In a prior life, late October was the time for The List. An e-mail would go out to all mid-level and senior management, with an attached spreadsheet of last year's corporate gift recipients. You were supposed to scan the list for your clients/vendors/partners, remove anyone who know longer warranted a gift, declare what level of gift anyone staying on the list should receive and shore up your defenses should anyone challenge your decisions.
Then, The List was sent up to the executive suites to be vetted. Typically, executives of other companies got the top gift - aged scotch. Lesser beings got champagne. Known non-drinkers or mere minions (if any were lucky enough to make it on The List) got a gift basket of assorted edibles. Nothing, however, is black and white or etched in stone (or the powers-that-be wouldn't have needed an entire month to vet The List of any imposters).
Just because someone was a senior-level executive didn't automatically warrant aged scotch. You had to be influential in some way - or a "close, personal friend" (corporate speak for we're going to ask some enormous favor of you or we offended you somehow and this is how we're apologizing) of a senior executive on our end.
Just because you got aged scotch last year did not guarantee the same level of generosity in the present. Perhaps you are no longer a "close, personal friend." Perhaps the buisness of which you are reigning emperor is no longer critical to this business. Perhaps your company contact did not advocate as loudly for you this year. All reasons warranted a drop on "The List."
Wo to those who specifically requested something non-alcoholic. It didn't matter who you were, if you had such nerve (or your company contact had such nerve), you were automatically permanently relegated to the gift basket portion of The List, regardless of stature or status.

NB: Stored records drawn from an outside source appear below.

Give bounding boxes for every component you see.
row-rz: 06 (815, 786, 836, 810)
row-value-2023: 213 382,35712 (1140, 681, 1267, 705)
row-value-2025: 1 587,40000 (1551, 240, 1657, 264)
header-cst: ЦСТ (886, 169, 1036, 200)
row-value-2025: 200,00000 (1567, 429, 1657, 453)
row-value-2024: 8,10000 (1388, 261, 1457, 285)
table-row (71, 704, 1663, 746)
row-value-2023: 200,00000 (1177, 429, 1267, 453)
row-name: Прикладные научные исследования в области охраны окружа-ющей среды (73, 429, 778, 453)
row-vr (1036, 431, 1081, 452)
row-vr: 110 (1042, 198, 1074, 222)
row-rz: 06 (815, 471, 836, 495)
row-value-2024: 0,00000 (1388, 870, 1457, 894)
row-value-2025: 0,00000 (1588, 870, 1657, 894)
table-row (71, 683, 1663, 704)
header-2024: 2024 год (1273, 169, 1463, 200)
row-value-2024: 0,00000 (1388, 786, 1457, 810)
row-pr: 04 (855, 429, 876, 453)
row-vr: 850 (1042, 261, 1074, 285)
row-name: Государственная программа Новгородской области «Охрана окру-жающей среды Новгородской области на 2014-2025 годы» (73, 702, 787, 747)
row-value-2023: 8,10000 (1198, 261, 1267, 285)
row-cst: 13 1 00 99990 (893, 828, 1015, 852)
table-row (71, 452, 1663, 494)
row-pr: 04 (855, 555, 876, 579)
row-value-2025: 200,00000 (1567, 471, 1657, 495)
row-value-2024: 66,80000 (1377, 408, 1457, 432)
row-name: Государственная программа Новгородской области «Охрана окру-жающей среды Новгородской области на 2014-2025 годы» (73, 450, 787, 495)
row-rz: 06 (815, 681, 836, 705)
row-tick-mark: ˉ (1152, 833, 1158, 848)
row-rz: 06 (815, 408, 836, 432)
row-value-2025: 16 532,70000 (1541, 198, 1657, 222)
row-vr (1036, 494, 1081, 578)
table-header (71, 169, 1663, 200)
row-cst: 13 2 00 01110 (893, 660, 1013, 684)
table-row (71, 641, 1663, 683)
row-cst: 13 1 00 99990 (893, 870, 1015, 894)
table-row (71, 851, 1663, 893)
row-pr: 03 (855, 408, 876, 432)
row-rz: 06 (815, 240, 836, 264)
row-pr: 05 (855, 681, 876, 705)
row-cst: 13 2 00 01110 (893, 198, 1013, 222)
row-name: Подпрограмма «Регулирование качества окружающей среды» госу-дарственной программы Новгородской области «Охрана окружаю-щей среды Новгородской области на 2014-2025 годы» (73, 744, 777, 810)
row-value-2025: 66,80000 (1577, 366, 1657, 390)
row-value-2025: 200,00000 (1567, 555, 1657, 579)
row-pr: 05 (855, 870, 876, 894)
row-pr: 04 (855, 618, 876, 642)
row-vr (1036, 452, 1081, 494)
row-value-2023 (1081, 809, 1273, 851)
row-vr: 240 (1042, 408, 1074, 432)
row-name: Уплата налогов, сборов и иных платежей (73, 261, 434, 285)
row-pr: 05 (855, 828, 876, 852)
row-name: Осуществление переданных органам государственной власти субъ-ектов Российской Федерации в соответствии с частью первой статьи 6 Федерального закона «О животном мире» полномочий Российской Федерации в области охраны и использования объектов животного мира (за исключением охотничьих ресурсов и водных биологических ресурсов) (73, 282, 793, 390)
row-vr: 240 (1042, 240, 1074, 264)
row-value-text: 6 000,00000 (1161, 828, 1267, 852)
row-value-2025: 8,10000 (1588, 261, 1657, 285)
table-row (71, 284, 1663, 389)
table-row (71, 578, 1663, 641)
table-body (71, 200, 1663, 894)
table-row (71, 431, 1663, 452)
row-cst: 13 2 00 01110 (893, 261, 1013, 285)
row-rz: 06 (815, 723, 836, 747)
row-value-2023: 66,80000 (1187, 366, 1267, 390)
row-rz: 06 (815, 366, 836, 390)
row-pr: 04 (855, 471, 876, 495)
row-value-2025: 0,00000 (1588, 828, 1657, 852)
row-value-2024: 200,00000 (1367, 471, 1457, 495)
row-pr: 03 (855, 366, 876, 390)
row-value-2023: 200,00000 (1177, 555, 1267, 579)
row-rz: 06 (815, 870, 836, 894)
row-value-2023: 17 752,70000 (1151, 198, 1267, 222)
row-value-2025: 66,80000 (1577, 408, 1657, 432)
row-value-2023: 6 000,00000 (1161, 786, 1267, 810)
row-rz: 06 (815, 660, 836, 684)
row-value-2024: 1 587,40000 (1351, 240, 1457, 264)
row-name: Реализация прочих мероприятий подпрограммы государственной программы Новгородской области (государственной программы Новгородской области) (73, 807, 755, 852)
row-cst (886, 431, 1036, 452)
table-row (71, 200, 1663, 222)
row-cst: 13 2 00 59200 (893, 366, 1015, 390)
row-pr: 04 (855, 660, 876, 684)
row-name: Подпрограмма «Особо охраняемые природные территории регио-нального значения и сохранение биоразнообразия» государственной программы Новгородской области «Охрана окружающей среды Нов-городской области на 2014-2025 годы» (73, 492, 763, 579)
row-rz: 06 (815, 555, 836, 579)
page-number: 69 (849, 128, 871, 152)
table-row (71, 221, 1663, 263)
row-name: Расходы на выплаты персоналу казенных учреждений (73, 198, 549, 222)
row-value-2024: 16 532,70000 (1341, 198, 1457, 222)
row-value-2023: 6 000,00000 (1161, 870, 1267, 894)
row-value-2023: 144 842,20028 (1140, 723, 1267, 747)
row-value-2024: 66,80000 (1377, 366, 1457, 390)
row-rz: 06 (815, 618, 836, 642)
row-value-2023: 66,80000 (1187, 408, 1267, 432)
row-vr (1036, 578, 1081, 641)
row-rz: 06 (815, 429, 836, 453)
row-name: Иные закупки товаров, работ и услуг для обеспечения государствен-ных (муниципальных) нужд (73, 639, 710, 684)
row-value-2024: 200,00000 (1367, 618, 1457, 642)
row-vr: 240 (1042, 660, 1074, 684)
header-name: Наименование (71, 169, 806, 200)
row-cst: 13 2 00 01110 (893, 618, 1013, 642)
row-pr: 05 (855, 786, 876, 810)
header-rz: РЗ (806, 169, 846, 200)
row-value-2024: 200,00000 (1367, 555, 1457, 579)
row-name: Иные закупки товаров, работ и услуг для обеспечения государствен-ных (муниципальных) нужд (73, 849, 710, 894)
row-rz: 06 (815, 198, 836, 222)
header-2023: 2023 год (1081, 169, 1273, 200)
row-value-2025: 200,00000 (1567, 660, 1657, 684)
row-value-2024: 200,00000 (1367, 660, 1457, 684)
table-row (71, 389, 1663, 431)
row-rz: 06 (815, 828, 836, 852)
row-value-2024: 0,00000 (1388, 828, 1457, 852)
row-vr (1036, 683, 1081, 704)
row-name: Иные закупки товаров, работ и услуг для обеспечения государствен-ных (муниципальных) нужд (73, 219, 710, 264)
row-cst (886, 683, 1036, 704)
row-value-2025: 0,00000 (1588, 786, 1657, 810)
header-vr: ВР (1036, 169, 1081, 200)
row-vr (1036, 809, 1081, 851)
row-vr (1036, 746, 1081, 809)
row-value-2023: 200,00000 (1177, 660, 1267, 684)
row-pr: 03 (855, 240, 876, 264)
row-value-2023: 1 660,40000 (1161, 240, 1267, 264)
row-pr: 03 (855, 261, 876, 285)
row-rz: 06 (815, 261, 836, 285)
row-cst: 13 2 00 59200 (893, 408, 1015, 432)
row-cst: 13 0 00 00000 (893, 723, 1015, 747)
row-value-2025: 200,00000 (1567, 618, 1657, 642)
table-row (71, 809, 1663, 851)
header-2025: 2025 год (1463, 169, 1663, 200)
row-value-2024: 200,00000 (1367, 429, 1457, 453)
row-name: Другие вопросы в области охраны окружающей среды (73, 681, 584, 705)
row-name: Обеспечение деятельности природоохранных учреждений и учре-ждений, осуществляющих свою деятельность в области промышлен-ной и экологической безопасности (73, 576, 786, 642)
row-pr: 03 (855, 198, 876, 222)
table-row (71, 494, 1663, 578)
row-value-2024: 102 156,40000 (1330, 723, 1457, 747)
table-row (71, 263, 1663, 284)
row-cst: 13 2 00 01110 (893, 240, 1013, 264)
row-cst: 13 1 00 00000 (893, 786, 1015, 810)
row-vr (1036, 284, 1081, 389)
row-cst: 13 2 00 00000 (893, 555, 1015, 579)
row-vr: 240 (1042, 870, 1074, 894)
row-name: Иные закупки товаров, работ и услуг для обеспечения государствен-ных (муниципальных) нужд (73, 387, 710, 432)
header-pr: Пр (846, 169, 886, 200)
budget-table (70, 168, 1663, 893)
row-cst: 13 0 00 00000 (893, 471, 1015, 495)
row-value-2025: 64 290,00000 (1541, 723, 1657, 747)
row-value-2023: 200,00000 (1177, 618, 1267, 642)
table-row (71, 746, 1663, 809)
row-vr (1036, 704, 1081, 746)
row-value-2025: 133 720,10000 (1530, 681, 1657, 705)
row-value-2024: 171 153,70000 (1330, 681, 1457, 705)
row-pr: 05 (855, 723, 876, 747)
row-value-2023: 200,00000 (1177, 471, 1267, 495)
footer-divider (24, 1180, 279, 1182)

It was a throwback to the old world feudal system - with a lord standing at the top of the pile beating down the minions with a club, 'No you impertient soul - you're neither a firstborn, a clergyman or of royal blood - no Christmas gifts for you!'
The whole thing turned a group of mostly Ivy-league-educated senior managers into a group of hysterical, oversized kids as they bartered, begged and sleuthed to make sure their clients/vendors/providers were well taken care of. There was a whole social heirarchy - both in who got The List circulated to them and who really had authority to do anything more than glance, nod and say, "no changes this year." The List was taken very seriously. After all, one didn't want to be in the position of having to admit one of their clients/vendors/partners weren't worthy enough to maintain the same gift status - or remain on the list at all - as last year.
Each year, as The List was circulated (I was important enough to receive the list, but typically not important enough to move anyone up to the next gift level), the senior-level managers frenetically tried to figure out who belonged where. The rest of us mid-level minions tried to remember who typically gave the best gifts (gourmet cheeses and Mrs. Fields gift baskets were the most coveted) and squeaked like little mice, lobbying for better gifts for those who were likely to give us the best gifts, gleefully grabbing an open champagne spot, should someone higher up on the food chain deem his or her contact unworthy of such a low-level offering.
I can't say I missed "The List" frenzy this year. Though I do miss the cheeses and Mrs. Fields coookies.